The lab demonstrations also reinforced a key message from the summit. PwC India’s AI strategy is not limited to advisory or proof-of-concept work. The firm is building use-case-specific solutions that can be shown, adapted and commercialized across sectors. PwC’s AI lab highlighted use cases including an agentic procurement suite; an AI-enabled Social Registry platform for the government of Assam; a multi-agentic AI project management twin; an agentic e-commerce solution; and a Palantir-enabled procurement and sourcing offering.
 
The lab’s session structure was important as PwC did not present the assets as disconnected demos. They were mapped to business priorities and to a maturity stack, AI factories and data centers, platforms and orchestration, models and weights, data and knowledge, agents and apps. That structure gave the lab more strategic relevance than a conventional technology showcase.
 
In TBR’s view, the AI lab served three purposes. First, it made PwC India’s AI capabilities more concrete. Throughout the summit, PwC leaders noted that clients want AI to improve revenue, reduce cost and manage risk. The lab gave tangible examples of how PwC intends to meet those needs through repeatable assets focused on delivering business value with AI at the center rather than bespoke consulting alone. Second, the lab supported PwC’s broader move toward asset-based and lower-cost delivery.
 
Several PwC leaders discussed the need to reduce delivery costs using AI, institutionalized delivery and reusable tools.
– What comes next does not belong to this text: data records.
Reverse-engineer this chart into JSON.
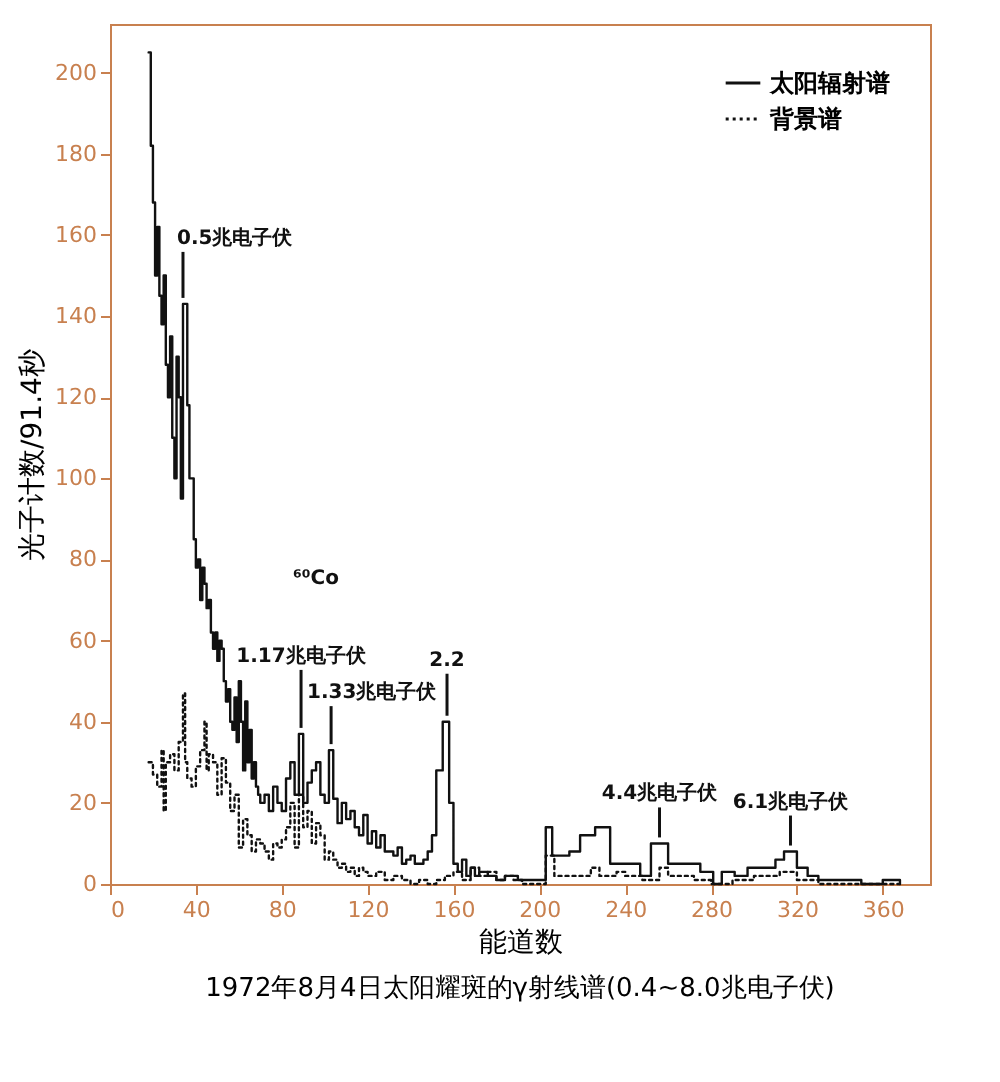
{
  "chart_data": {
    "type": "step",
    "title": "1972年8月4日太阳耀斑的γ射线谱(0.4~8.0兆电子伏)",
    "xlabel": "能道数",
    "ylabel": "光子计数/91.4秒",
    "xlim": [
      0,
      382
    ],
    "xticks": [
      0,
      40,
      80,
      120,
      160,
      200,
      240,
      280,
      320,
      360
    ],
    "ylim": [
      0,
      212
    ],
    "yticks": [
      0,
      20,
      40,
      60,
      80,
      100,
      120,
      140,
      160,
      180,
      200
    ],
    "grid": false,
    "legend": "top right",
    "series": [
      {
        "name": "太阳辐射谱",
        "color": "#111111",
        "line_style": "solid",
        "x": [
          18,
          19,
          20,
          21,
          22,
          23,
          24,
          25,
          26,
          27,
          28,
          29,
          30,
          31,
          32,
          33,
          34,
          36,
          37,
          38,
          39,
          40,
          41,
          42,
          43,
          44,
          45,
          46,
          47,
          48,
          49,
          50,
          51,
          52,
          53,
          54,
          55,
          56,
          57,
          58,
          59,
          60,
          61,
          62,
          63,
          64,
          65,
          66,
          67,
          68,
          69,
          70,
          72,
          74,
          76,
          78,
          80,
          82,
          84,
          86,
          88,
          90,
          92,
          94,
          96,
          98,
          100,
          102,
          104,
          106,
          108,
          110,
          112,
          114,
          116,
          118,
          120,
          122,
          124,
          126,
          128,
          130,
          132,
          134,
          136,
          138,
          140,
          142,
          144,
          146,
          148,
          150,
          152,
          155,
          158,
          160,
          162,
          164,
          166,
          168,
          170,
          172,
          176,
          180,
          184,
          190,
          196,
          200,
          203,
          206,
          214,
          219,
          226,
          233,
          247,
          252,
          260,
          275,
          281,
          285,
          291,
          297,
          310,
          314,
          320,
          325,
          330,
          340,
          350,
          360,
          368
        ],
        "values": [
          205,
          182,
          168,
          150,
          162,
          145,
          138,
          150,
          128,
          120,
          135,
          110,
          100,
          130,
          120,
          95,
          143,
          118,
          100,
          100,
          85,
          78,
          80,
          70,
          78,
          74,
          68,
          70,
          62,
          58,
          62,
          55,
          60,
          58,
          50,
          45,
          48,
          40,
          38,
          46,
          35,
          50,
          40,
          28,
          45,
          30,
          38,
          26,
          30,
          24,
          22,
          20,
          22,
          18,
          24,
          20,
          18,
          26,
          30,
          22,
          37,
          20,
          25,
          28,
          30,
          22,
          20,
          33,
          21,
          15,
          20,
          16,
          18,
          14,
          12,
          17,
          10,
          13,
          9,
          12,
          8,
          8,
          7,
          9,
          5,
          6,
          7,
          5,
          5,
          6,
          8,
          12,
          28,
          40,
          20,
          5,
          3,
          6,
          2,
          4,
          2,
          3,
          2,
          1,
          2,
          1,
          1,
          1,
          14,
          7,
          8,
          12,
          14,
          5,
          2,
          10,
          5,
          3,
          0,
          3,
          2,
          4,
          6,
          8,
          4,
          2,
          1,
          1,
          0,
          1,
          0
        ]
      },
      {
        "name": "背景谱",
        "color": "#111111",
        "line_style": "dotted",
        "x": [
          18,
          20,
          22,
          24,
          25,
          26,
          28,
          30,
          32,
          34,
          35,
          36,
          38,
          40,
          42,
          44,
          45,
          46,
          48,
          50,
          52,
          54,
          56,
          58,
          60,
          62,
          64,
          66,
          68,
          70,
          72,
          74,
          76,
          78,
          80,
          82,
          84,
          86,
          88,
          90,
          92,
          94,
          96,
          98,
          100,
          102,
          104,
          106,
          108,
          110,
          112,
          114,
          116,
          118,
          120,
          124,
          128,
          132,
          136,
          140,
          144,
          148,
          152,
          156,
          160,
          164,
          168,
          172,
          176,
          180,
          184,
          188,
          192,
          200,
          203,
          207,
          220,
          224,
          228,
          236,
          240,
          248,
          256,
          260,
          272,
          280,
          290,
          300,
          312,
          320,
          330,
          368
        ],
        "values": [
          30,
          27,
          24,
          33,
          18,
          30,
          32,
          28,
          35,
          47,
          30,
          26,
          24,
          29,
          33,
          40,
          28,
          32,
          30,
          22,
          31,
          25,
          18,
          22,
          9,
          16,
          12,
          8,
          11,
          10,
          8,
          6,
          10,
          9,
          11,
          14,
          20,
          9,
          22,
          14,
          18,
          10,
          15,
          12,
          6,
          8,
          6,
          4,
          5,
          3,
          4,
          2,
          4,
          3,
          2,
          3,
          1,
          2,
          1,
          0,
          1,
          0,
          1,
          2,
          3,
          1,
          4,
          2,
          3,
          1,
          2,
          1,
          0,
          0,
          7,
          2,
          2,
          4,
          2,
          3,
          2,
          1,
          4,
          2,
          1,
          0,
          1,
          2,
          3,
          1,
          0,
          0
        ]
      }
    ],
    "annotations": [
      {
        "text": "0.5兆电子伏",
        "x": 34,
        "y": 143
      },
      "⁶⁰Co",
      {
        "text": "1.17兆电子伏",
        "x": 89,
        "y": 37
      },
      {
        "text": "1.33兆电子伏",
        "x": 103,
        "y": 33
      },
      {
        "text": "2.2",
        "x": 157,
        "y": 40
      },
      {
        "text": "4.4兆电子伏",
        "x": 256,
        "y": 10
      },
      {
        "text": "6.1兆电子伏",
        "x": 317,
        "y": 8
      }
    ]
  }
}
The lab demonstrated how PwC India is packaging domain expertise into repeatable AI-enabled solutions that can accelerate client work and potentially improve margins. Third, the lab strengthened PwC India’s go-to-market credibility with enterprise buyers by aligning demos with recognizable business problems. Such positioning can help PwC address key pain points in scaling AI adoption as clients increasingly want AI solutions that integrate directly with business processes, rather than generalized AI experimentation.

PwC India is making a credible case for scaled AI delivery, but proof must remain outcome-led

PwC India is increasingly playing a more consequential role within PwC’s global consulting network as the firm is being positioned — and increasingly tested — as a platform for AI-enabled delivery, global client execution, alliance-led transformation and outcome-accountable commercial models. PwC India’s 2026 event showcased a stronger, more coherent model than in 2024: trusted relationships, India-based delivery depth, global integration, AI-asset-based delivery and commercialization and partner-enabled platforms.
 
The challenge is that every major professional services firm is pursuing similar themes. PwC India’s differentiation will depend on whether it can turn client-specific success stories into repeatable offerings without weakening the local intimacy, senior partner involvement and execution discipline clients and partners praised throughout the event. The firm’s opportunity is substantial; so is the operating complexity it is choosing to absorb.